Who can be part of the audit committee?

The audit committee must consist of at least three persons who have appropriate qualifications, knowledge, skills or experience to assist the committee to perform its functions.

Collectively, the audit committee should possess broad business, project management, financial management and/or public sector experience, and at a minimum each member should be financially literate (that is, able to read and understand financial statements). Further it is recommended by Finance that at least one member of the committee should have accounting or related financial management experience and/or qualifications, to assist in the interpretation and application of relevant accounting and auditing standards.

Functions of the audit committee

Under the PGPA Rules, the accountable authority determines the functions of an audit committee in a written charter, yet there are still minimum functions that an audit committee must perform. These include providing review and guidance on:

  • Financial reporting: this may include activities such as advising on the entity's preparation and review of its annual financial statements, the adequacy of the entity's internal budgeting and reporting, and the entity's obligations under the PGPA Act and other relevant Acts.
  • Performance reporting: this may include reviewing the framework of key performance indicators and other performance measures, or the entity's annual performance statement; or making recommendations on concerns or opportunities identified by internal or external audits.
  • System of risk oversight and management: This may include advising the entity about internal audit plans; advising about professional standards to be used by internal auditors in the course of carrying out audits; reviewing the entity's response to internal and external audits and reviewing the entities risk management framework which may include review of the entity's risk management plan and business continuity plan.
  • System of internal control: This may include reviewing the entity's compliance framework, governance arrangements and internal control environment.
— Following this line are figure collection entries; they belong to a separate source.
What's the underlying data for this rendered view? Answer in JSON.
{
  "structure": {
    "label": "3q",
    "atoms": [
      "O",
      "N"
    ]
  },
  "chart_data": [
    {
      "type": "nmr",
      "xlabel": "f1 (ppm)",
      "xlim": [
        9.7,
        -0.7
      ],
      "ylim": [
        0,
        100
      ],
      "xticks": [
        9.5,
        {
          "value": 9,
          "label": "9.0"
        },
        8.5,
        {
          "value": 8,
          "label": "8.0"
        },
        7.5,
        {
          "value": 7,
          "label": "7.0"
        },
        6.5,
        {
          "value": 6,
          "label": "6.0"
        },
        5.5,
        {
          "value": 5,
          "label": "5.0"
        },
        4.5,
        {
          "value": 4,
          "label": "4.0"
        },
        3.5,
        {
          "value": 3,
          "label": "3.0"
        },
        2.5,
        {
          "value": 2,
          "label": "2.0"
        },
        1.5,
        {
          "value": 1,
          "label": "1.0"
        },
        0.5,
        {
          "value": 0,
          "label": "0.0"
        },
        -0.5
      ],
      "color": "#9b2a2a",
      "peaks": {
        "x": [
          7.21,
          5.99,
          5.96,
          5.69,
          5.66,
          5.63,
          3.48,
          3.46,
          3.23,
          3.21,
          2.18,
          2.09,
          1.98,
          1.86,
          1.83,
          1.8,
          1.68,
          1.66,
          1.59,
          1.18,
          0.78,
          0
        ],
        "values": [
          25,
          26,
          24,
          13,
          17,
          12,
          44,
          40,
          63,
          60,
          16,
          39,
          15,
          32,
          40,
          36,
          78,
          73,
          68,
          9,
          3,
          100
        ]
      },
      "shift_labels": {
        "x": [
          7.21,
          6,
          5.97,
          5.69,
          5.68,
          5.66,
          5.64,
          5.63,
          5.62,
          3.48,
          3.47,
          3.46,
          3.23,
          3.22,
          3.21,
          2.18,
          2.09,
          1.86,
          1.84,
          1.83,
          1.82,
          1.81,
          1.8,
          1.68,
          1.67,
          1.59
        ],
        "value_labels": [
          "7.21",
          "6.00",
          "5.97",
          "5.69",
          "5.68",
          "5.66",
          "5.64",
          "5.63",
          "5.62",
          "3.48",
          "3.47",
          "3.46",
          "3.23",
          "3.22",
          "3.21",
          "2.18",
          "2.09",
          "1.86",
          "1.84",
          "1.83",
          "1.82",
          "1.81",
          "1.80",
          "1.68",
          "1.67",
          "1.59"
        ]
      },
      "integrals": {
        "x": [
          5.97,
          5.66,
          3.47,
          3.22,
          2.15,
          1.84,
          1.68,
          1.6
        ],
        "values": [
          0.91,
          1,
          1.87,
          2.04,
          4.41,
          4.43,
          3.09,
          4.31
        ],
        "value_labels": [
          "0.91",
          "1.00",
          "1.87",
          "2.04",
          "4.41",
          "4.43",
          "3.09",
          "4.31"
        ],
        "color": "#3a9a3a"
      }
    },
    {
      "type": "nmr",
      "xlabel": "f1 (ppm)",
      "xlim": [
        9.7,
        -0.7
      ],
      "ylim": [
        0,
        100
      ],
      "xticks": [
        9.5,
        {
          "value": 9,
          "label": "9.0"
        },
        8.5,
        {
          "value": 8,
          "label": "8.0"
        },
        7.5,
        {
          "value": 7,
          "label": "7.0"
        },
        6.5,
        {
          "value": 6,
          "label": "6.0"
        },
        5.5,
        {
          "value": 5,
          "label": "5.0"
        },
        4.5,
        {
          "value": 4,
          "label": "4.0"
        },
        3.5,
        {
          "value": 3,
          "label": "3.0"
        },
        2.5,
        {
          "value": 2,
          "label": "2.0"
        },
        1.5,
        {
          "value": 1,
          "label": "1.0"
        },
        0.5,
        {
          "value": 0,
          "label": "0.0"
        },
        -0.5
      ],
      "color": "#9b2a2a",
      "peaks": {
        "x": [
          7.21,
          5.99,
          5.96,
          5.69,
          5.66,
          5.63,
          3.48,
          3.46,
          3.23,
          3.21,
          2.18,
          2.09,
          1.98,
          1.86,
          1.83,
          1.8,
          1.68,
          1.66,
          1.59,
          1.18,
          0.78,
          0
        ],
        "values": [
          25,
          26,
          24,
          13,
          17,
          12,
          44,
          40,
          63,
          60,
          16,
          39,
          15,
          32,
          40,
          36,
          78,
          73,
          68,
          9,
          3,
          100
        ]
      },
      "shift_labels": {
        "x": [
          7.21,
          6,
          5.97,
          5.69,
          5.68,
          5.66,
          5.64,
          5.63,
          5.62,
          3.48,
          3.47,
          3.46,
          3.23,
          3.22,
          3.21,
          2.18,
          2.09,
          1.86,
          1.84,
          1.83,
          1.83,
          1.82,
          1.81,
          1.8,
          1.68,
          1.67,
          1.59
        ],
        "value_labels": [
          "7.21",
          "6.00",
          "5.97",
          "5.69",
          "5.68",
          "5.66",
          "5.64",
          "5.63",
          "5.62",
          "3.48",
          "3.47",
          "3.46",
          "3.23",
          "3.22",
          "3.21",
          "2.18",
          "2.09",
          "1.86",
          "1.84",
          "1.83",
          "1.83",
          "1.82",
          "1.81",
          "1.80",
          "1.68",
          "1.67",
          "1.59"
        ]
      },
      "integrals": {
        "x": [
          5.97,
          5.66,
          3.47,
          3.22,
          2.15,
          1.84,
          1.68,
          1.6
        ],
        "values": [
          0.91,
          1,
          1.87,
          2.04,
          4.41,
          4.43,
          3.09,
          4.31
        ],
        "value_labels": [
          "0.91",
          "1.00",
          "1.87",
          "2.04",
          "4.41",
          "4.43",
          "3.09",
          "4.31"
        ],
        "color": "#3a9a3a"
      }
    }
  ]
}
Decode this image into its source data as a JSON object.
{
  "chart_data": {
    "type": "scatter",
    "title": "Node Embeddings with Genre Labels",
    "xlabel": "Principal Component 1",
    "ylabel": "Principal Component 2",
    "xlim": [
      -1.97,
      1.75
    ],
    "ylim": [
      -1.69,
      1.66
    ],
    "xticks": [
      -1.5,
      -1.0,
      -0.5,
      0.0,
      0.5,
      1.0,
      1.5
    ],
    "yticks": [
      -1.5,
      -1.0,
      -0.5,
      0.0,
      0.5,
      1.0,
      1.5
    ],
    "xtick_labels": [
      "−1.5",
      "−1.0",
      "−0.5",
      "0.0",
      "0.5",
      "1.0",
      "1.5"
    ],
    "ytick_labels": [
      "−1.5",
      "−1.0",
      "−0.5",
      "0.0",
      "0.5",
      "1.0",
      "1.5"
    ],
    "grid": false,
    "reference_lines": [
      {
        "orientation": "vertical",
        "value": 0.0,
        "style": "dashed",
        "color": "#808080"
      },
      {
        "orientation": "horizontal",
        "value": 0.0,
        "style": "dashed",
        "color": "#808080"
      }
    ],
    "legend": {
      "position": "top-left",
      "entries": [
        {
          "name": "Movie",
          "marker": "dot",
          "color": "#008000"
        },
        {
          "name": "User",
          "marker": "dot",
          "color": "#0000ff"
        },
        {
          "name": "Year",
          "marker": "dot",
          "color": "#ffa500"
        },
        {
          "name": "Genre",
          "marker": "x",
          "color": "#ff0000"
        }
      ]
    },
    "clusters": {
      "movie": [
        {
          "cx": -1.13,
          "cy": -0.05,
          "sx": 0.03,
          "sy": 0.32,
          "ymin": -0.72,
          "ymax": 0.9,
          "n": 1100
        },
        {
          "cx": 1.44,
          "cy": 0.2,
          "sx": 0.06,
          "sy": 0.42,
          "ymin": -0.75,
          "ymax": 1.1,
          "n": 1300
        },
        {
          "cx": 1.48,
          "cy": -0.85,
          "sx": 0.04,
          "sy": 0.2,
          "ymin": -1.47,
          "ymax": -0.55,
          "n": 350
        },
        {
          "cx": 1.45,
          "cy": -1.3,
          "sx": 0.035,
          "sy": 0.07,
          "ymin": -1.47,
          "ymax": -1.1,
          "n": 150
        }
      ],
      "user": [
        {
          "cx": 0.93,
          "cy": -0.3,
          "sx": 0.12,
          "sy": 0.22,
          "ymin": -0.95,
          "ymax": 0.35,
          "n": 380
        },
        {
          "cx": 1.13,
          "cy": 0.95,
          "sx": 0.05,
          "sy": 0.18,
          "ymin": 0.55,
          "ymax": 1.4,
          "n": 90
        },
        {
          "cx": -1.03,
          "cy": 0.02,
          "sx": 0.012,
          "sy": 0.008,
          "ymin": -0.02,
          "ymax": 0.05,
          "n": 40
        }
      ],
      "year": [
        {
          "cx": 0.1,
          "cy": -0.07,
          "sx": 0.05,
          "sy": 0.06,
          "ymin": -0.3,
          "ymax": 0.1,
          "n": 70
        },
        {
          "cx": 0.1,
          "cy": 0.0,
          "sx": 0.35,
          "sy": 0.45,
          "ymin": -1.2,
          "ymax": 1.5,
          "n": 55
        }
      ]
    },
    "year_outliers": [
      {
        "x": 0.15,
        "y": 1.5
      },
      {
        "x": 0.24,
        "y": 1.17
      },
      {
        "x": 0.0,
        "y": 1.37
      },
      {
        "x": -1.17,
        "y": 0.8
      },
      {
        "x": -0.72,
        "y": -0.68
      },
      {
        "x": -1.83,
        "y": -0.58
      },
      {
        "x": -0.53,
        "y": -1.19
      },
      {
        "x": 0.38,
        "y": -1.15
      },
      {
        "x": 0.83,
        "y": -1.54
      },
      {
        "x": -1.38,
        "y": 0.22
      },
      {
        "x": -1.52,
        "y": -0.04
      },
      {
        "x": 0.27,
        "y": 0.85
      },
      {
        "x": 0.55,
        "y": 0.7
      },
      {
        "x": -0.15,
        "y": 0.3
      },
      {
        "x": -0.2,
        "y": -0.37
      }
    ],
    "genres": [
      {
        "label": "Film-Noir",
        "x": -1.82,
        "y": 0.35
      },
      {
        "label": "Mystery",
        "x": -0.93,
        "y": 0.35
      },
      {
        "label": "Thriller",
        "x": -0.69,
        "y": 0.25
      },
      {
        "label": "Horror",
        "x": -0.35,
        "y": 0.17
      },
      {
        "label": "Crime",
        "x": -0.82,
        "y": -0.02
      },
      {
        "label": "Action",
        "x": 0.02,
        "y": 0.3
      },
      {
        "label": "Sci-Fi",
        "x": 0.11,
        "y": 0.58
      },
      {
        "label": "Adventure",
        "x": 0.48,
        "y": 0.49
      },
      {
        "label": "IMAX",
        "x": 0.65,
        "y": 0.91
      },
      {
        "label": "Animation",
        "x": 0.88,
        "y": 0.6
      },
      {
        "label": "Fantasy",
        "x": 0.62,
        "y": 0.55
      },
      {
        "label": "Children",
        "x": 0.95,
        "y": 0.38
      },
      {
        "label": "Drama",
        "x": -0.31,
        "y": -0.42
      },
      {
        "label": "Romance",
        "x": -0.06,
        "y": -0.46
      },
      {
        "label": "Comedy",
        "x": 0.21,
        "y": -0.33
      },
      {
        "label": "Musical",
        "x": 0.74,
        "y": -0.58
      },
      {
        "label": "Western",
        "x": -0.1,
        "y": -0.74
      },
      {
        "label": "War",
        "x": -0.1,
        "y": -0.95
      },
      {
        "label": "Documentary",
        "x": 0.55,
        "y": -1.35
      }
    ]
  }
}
In addition the audit committee might consider insurance needs management, compliance with ethical requirements and managing special investigations, for instance in relation to fraud.

Next steps and key considerations for Commonwealth entities

Commonwealth entities should prepare for the 1 July 2015 deadline to appoint independent audit committee members.

Audit committees provide accountable authorities with a valuable resource to discharge their obligations under the PGPA Act. Accordingly getting the audit committee membership right is obviously a priority, and entities might be wondering where they can source enough members, given the requirements and the size of the talent pool.

Importantly, neither the PGPA Act nor the PGPA Rules prohibit the appointment of non-executive Board members, other than the chair, to an audit committee of a corporate Commonwealth entity or wholly-owned Commonwealth company. Further neither the Act or the Rules prohibit the same audit committee being established for multiple Commonwealth entities or companies. This will obviously allow for efficiencies, but entities should not see this as an excuse to ignore their audit committee.

Further as the ANAO has previously warned, each public sector entity is different and each has its own governance framework, risk and control structures. [3] Accordingly the precise role that each audit committee undertakes should be determined within the context of each entity's governance framework . It could turn out to be a risky move if the same members or committees make a mistake that is then repeated across multiple entities.

Finally in addition to establishing an appropriately appointed committee, Commonwealth entities need to establish appropriate risk identification and management frameworks that can be observed and scrutinised by the audit committee.